Fig. 4. Defects in meiotic sex chromosome pairing in the absence of Zfy2.

(A) cPARP immunostaining in testis sections to quantify metaphase apoptosis in control and Zfy deletants. Arrows indicate apoptotic metaphase cells. Arrowheads point to misaligned chromosomes. Insets show example metaphase cells. Scale bars = 10 μm. n = number of metaphases counted across three-four biological replicates. Error bars = standard deviation. (B) Percentage of metaphase cells with aligned and misaligned chromosomes in control and Zfy deletants. n = number of metaphases counted across three biological replicates. Error bars = standard error of the mean. (C) Representative aligned and misaligned metaphase plates in testis sections painted with X (green) and Y (magenta) whole chromosome paints. Arrowheads point to misaligned chromosomes. Scale bars = 2 μm. (D) Pachytene spermatocytes immunostained for SYCP3 (green), CREST (magenta), and γH2AX (grey) to quantify X-Y asynapsis in control and Zfy deletants. Insets show sex chromosomes, with synapsed and asynapsed X-Y in control and Zfy2-KO, respectively. Scale bars = 20 μm. n = number of pachytene cells counted across three biological replicates. Error bars = standard error of the mean. Statistical analysis by unpaired two-tailed t test, with significant p values (<0.05) shown.

Fig. 5. Transcriptional deregulation in Y-deletant testes.

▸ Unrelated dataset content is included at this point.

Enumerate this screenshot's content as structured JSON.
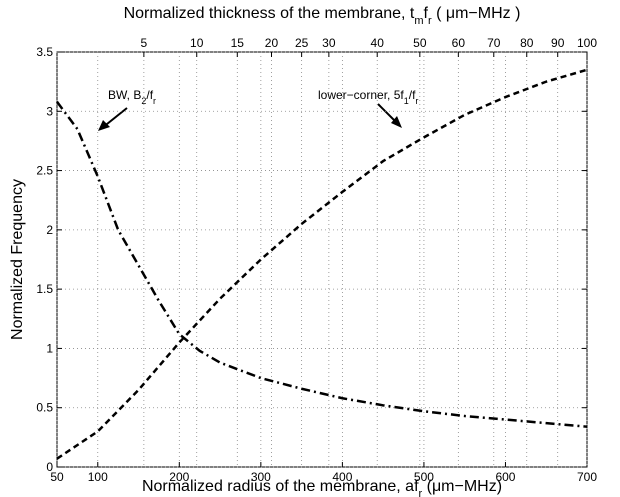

(A) Quantification of differentially expressed (DE) genes in bulk RNAseq of Y-KO testes compared to controls. A threshold of Log2 fold change ≥0.5 was used. Asterisks indicate Y-genes not annotated in the mouse genome assembly which thus won’t appear as downregulated. (B-C), Uniform Manifold Approximation and Projection (UMAP) visualization of testis single nuclei RNA sequencing (snRNA-seq) datasets. (B) shows integrated P10 UMAP from control, Eif2s3y, and Uty KO samples (see Fig. S8E for individual UMAPs) and (C) displays integrated adult samples from control, Zfy1, Zfy2, Zfy1&2, and AZFa KOs (see Fig. S8F for individual UMAPs). Undifferentiated and differentiating (Undif and Dif) spermatogonia (SG); leptotene (Lep); zygotene (Zyg); pachytene (Pach); diplotene (Dip); metaphase (M) and secondary (2ry) spermatocytes (SC); round and elongating spermatids (rSD and eSD); foetal Leydig; adult Leydig; Sertoli; peritubular (PT); endothelial (EC) and macrophage (MP) cells are shown. Asterisks show unknown clusters with no clear signatures. (D) Quantification of DE genes for each cell type in P10 Eif2s3y and Uty KOs and adult Zfy1, Zfy2, Zfy1&2, and AZFa KOs. Cell types with less than 10 nuclei in the mutants are marked as na. (E) Expression of the differentiation markers Dmrt1, Uchl1 and the progenitor marker Gfra1 in Eif2s3y-KO and control Undif SG1. (F) Expression of the differentiation markers Dmrt1 and Dazl in Uty-KO, AZFa-KO, and control Dif SG. (G) Expression of members of the steroid synthesis pathway in Eif2s3y-KO, Uty-KO, and control Leydig cells. (H) Expression of the recombinases Dmc1 and Mnd1 in Zfy1, Zfy2, Zfy1&2 KOs and control zygotene cells. Statistical analysis by Kolmogorov Smirnov test, with significant p values (<0.05) shown. For box plots, center line is the median; box limits, 25th and 75th percentile; whiskers, minimum to maximum; points, outliers.